I have no idea what to expect from Tim Burton’s newest film, Frankenweenie. It’s not that it doesn’t interest me. His films in fact always have a way of pulling me in. It’s just that his work has a way of being so uneven – as both an overall canon and as individual pieces – that it’s virtually impossible to know what you’ll get. Somehow Burton’s films can feel grandiose while also stall or rehashed, with an aesthetic that he’s used over and over before.

What does interest me about this new endeavor is the involvement of Karen O’s song “Strange Love.” She has become an indie go-to-girl, adding both unique spice and cinematic overtones to films with darkness and edge. Her collaboration with Trent Reznor was something of a revelation when it appeared in the first teaser trailer for The Girl with the Dragon Tattoo:

What’s most enticing about Karen O is her unpredictable range. Nothing about her work on “Immigrant Song” could prepare us for her work with Burton. Her talent is obvious and, while she’s far from obscure, she’s also subverted the suffocating radar of mainstream pop.

Her shape-shifting voice and far-reaching imagination seems to know no bounds. For this new track she leaves behind the sharp, penetrating slices of metal beats for a calypso, Hawaiian tonality similar to Harry Belafonte’s “Jump in Line” made famous in Burton’s Beetlejuice:

The spooky underbelly of the song feels like a giddy, tongue-in-cheek play on the camp styling that fuels much of Burton’s interests. Karen O’s innocent vocals throw the song back to the kinds of childishness most affected by these kinds of quirky/spooky films. Burton has always kept one foot in the children’s genre after all.

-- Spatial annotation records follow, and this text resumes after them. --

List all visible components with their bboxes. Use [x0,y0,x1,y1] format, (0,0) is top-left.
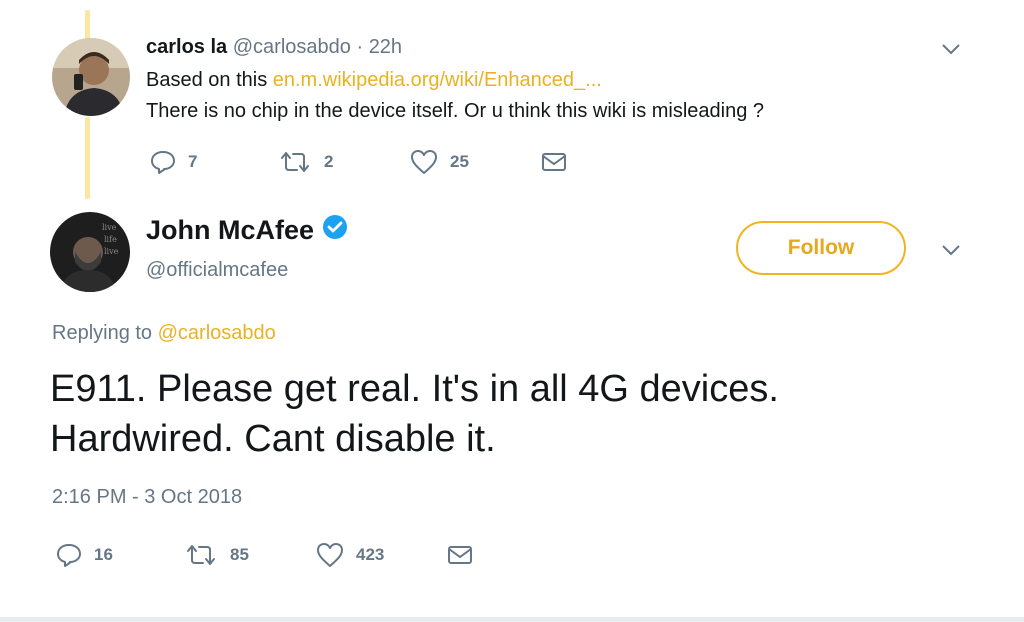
reply-action-like[interactable]: 25 [410,149,469,175]
tweet-text: E911. Please get real. It's in all 4G de… [50,364,779,464]
tweet-action-message[interactable] [447,544,473,566]
thread-line-top [85,10,90,40]
chevron-down-icon[interactable] [941,243,961,257]
reply-display-name[interactable]: carlos la [146,36,227,58]
main-author: John McAfee [146,214,348,247]
avatar-mcafee[interactable]: live life live [50,212,130,292]
avatar-carlos[interactable] [52,38,130,116]
replying-handle-link[interactable]: @carlosabdo [158,322,276,344]
reply-text-line2: There is no chip in the device itself. O… [146,100,765,122]
reply-icon [150,149,176,175]
envelope-icon [541,151,567,173]
verified-badge-icon [322,214,348,247]
tweet-like-count: 423 [356,545,385,564]
tweet-action-retweet[interactable]: 85 [184,542,249,568]
reply-action-reply[interactable]: 7 [150,149,197,175]
follow-button[interactable]: Follow [736,221,906,275]
chevron-down-icon[interactable] [941,42,961,56]
thread-line-bottom [85,117,90,199]
reply-text-line1: Based on this en.m.wikipedia.org/wiki/En… [146,69,602,92]
envelope-icon [447,544,473,566]
svg-text:live: live [104,247,119,256]
tweet-reply-count: 16 [94,545,113,564]
replying-prefix: Replying to [52,322,158,344]
reply-count: 7 [188,152,198,171]
like-count: 25 [450,152,469,171]
reply-wiki-link[interactable]: en.m.wikipedia.org/wiki/Enhanced_... [273,69,602,91]
heart-icon [316,542,344,568]
reply-text-prefix: Based on this [146,69,273,91]
tweet-retweet-count: 85 [230,545,249,564]
replying-to: Replying to @carlosabdo [52,322,276,345]
reply-action-retweet[interactable]: 2 [278,149,333,175]
heart-icon [410,149,438,175]
retweet-icon [278,149,312,175]
reply-time-separator: · [356,36,364,58]
reply-icon [56,542,82,568]
retweet-count: 2 [324,152,334,171]
svg-text:live: live [102,223,117,232]
tweet-timestamp[interactable]: 2:16 PM - 3 Oct 2018 [52,486,242,509]
reply-time[interactable]: 22h [369,36,402,58]
reply-handle[interactable]: @carlosabdo [233,36,351,58]
bottom-divider [0,617,1024,622]
tweet-action-like[interactable]: 423 [316,542,384,568]
svg-text:life: life [104,235,117,244]
reply-action-message[interactable] [541,151,567,173]
tweet-text-line1: E911. Please get real. It's in all 4G de… [50,368,779,410]
main-display-name[interactable]: John McAfee [146,215,314,246]
main-handle[interactable]: @officialmcafee [146,259,288,282]
reply-header: carlos la @carlosabdo · 22h [146,36,402,59]
tweet-action-reply[interactable]: 16 [56,542,113,568]
tweet-text-line2: Hardwired. Cant disable it. [50,418,496,460]
retweet-icon [184,542,218,568]
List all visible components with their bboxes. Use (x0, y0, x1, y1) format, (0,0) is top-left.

No telling yet how Frankenweenie will play when released on October 5th. Burton has emerged as one of the essential America directors in recent memory, even if his imagination sometimes out thinks itself. It might be wishful thinking to hope Karen O gets an Oscar nomination for the song, but one never does know. Either way, the song already exists as another compelling addition to an artist that’s growing quite major herself.